Opinion. The greatest value for effort invested arguably comes from the BE suite. There is probably something like a 90-10 rule here: 90% of the benefit (to implementations, the standard, etc) from 10% of the test materials (a comprehensive BE-level suite).
#6 notwithstanding, a full DT suite is essential for guiding and enforcing completely interoperable implementations (aside: in such mission-critical application areas as aircraft maintenance manuals, "98% interoperable" is not good enough).
The processes we described are labor-intensive. More automation is needed.
Especially labor-intensive are the TR/TP phases and in constructing trace-back.

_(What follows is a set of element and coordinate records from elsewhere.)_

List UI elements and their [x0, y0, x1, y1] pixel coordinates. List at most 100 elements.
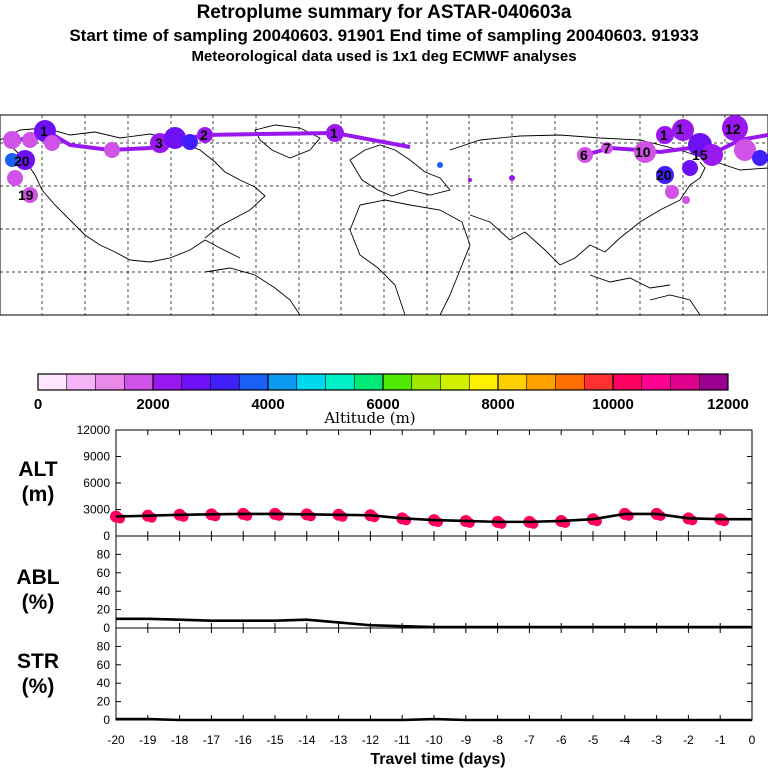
plume-marker [701, 144, 723, 166]
data-point [496, 518, 507, 529]
x-tick-label: 0 [749, 733, 756, 747]
plume-marker [509, 175, 515, 181]
x-axis-label: Travel time (days) [370, 751, 505, 768]
plume-marker [656, 126, 674, 144]
y-tick-label: 60 [97, 658, 111, 672]
world-map: 1 20 19 3 2 1 6 7 10 12 1 15 20 1 [0, 114, 768, 316]
coast-south-america [204, 267, 301, 316]
colorbar-tick-label: 10000 [592, 396, 634, 413]
plume-marker [682, 196, 690, 204]
map-label: 1 [676, 121, 684, 137]
colorbar-cell [210, 374, 240, 390]
coast-japan [689, 161, 706, 186]
colorbar-cell [526, 374, 556, 390]
map-label: 1 [40, 123, 48, 139]
plume-marker [44, 135, 60, 151]
map-label: 7 [603, 140, 611, 156]
coast-europe [349, 144, 451, 197]
panel-str: 80 60 40 20 0 STR(%) [17, 627, 753, 727]
colorbar-cell [469, 374, 499, 390]
x-tick-label: -14 [298, 733, 316, 747]
x-tick-label: -16 [235, 733, 253, 747]
y-tick-label: 3000 [83, 503, 110, 517]
x-tick-label: -10 [425, 733, 443, 747]
data-point [242, 510, 253, 521]
colorbar-cell [584, 374, 614, 390]
x-tick-label: -11 [394, 733, 411, 747]
x-tick-label: -6 [556, 733, 567, 747]
plume-track-line-east [584, 133, 768, 157]
data-point [401, 515, 412, 526]
colorbar-ticks: 0 2000 4000 6000 8000 10000 12000 [34, 396, 749, 413]
x-tick-label: -13 [330, 733, 348, 747]
plume-markers [3, 115, 768, 204]
plume-marker [22, 132, 38, 148]
colorbar-cell [354, 374, 384, 390]
y-axis-unit: (%) [22, 591, 55, 614]
colorbar-cell [38, 374, 68, 390]
y-tick-label: 20 [97, 695, 111, 709]
travel-time-axis: -20 -19 -18 -17 -16 -15 -14 -13 -12 -11 -10 -9 -8 -7-… [107, 733, 755, 747]
plume-marker [164, 127, 186, 149]
colorbar-cell [699, 374, 729, 390]
panel-frame [115, 535, 753, 629]
colorbar-cells [38, 374, 729, 390]
colorbar-cell [95, 374, 125, 390]
plume-marker [665, 185, 679, 199]
coast-greenland [254, 124, 321, 159]
map-label: 15 [692, 147, 708, 163]
colorbar-cell [498, 374, 528, 390]
y-tick-label: 12000 [77, 423, 111, 437]
coast-gulf-caribbean [129, 239, 241, 263]
map-label: 2 [200, 127, 208, 143]
colorbar-cell [641, 374, 671, 390]
colorbar-tick-label: 8000 [481, 396, 514, 413]
sampling-time-line: Start time of sampling 20040603. 91901 E… [69, 26, 699, 45]
plume-marker [104, 142, 120, 158]
data-point [210, 511, 221, 522]
data-point [719, 516, 730, 527]
time-series-panels: 120009000600030000ALT(m)806040200ABL(%)8… [16, 423, 753, 727]
data-point [337, 511, 348, 522]
x-tick-label: -17 [203, 733, 221, 747]
colorbar-cell [181, 374, 211, 390]
series-line-alt [115, 512, 752, 524]
colorbar-cell [124, 374, 154, 390]
plume-marker [3, 131, 21, 149]
plume-marker [734, 139, 756, 161]
x-tick-label: -8 [492, 733, 503, 747]
data-point [433, 517, 443, 528]
plume-marker [672, 119, 694, 141]
x-tick-label: -20 [107, 733, 125, 747]
colorbar-cell [239, 374, 269, 390]
colorbar-cell [555, 374, 585, 390]
map-label: 12 [725, 121, 741, 137]
y-tick-label: 6000 [83, 476, 110, 490]
y-tick-label: 60 [97, 566, 111, 580]
panel-abl: 80 60 40 20 0 ABL(%) [16, 535, 753, 635]
y-tick-label: 40 [97, 676, 111, 690]
plume-marker [634, 141, 656, 163]
plume-marker [656, 166, 674, 184]
coast-asia-north [449, 134, 768, 171]
map-label: 20 [14, 153, 30, 169]
plume-marker [601, 142, 613, 154]
coast-africa [359, 199, 471, 316]
colorbar-cell [613, 374, 643, 390]
plume-marker [7, 170, 23, 186]
colorbar-cell [153, 374, 183, 390]
y-axis-label: ABL [16, 566, 59, 589]
map-label: 1 [330, 125, 338, 141]
plume-marker [5, 153, 19, 167]
plume-marker [752, 150, 768, 166]
x-tick-label: -4 [619, 733, 630, 747]
plume-marker [722, 115, 748, 141]
data-point [623, 510, 634, 521]
coast-alaska-canada [0, 127, 266, 239]
x-tick-label: -18 [171, 733, 189, 747]
map-label: 3 [155, 135, 163, 151]
data-point [178, 511, 189, 522]
colorbar-dividers [66, 374, 700, 390]
panel-alt: 12000 9000 6000 3000 0 ALT(m) [18, 423, 753, 543]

The standards documents typically don't facilitate this. (Note. The OASIS XSLT/Xpath Conformance TC has considered this issue and has designed some interesting labor-saving and error-reducing methodologies).
Labor requirements can be reduced by leveraging existing test suites and QA materials (e.g., from members), but this introduces a new set of problems: retroactive quality screening of large numbers of tests for correctness, retrofiting traceability features, etc. (Again, the XSLT/Xpath Conformance TC has experience here.)
The TR extraction often involves interpretation, paraphrasing, or synthesis of the text of the specification. I.e., the TR is sometimes not stated obviously. We are not sure whether or not this is always avoidable.
Social comment. While the WG definitely should play a role in the building of test suites, on the other hand the WG members who are willing to invest much effort in test suite construction comprise a significant minority - the prevailing view (I believe) is that the WG is an arena for technical invention.
Resources. Be prepared to spend at least one person-year of labor, even for a BE suite. For DT, be ready for 1-1/2 to 4 years, or more. See SVG reference document for a cursory survey of several efforts, graphical and non-graphical.
Serialization. It is imperative to provide a versioning interlock between test case instance and "expected result" (reference image for graphical suites), so that it is always clear whether or not a reference image came from a particular test case file version. Automation is important here - manual serialization is tedious and easily overlooked.
Issue. An interoperability conformance suite might (should?) test features in the standard which are optional or recommended, whereas a strict certification suite would not.
Visual comparison of rendered content with Reference Image (expected result) might be okay at BE level. However, it is both imprecise and labor intensive. In graphics, this is a difficult technical issue and some attractive ideas such as "XOR the images" have significant problems. (Reliably deterministic automated methods to declare pass/fail may be unattainable, however we think that some automated techniques that provide indicative aids to manual inspection might be attainable).

References

You can find much more detail about the SVG and WebCGM projects, including extensive bibliographies, in:

"SVG Conformance Test Suite - Test Builder's Manual", at http://www.w3.org/Graphics/SVG/Test/svgTest-manual.htm.
"WebCGM Conformance Test Suite - Methodology & Contents Proposal", at http://www.cgmopen.org/technical/testing/task2-report-TOC.html

The SVG test suite itself is available online from the Web page:

http://www.w3.org/Graphics/SVG/Test;
From this page you can link to one of 4 harnesses, for example: if you don't have an installed SVG plugin, the bare-bones harness can be viewed; or, if you have a plugin, you can see all of the test suite components in the frame-based harness.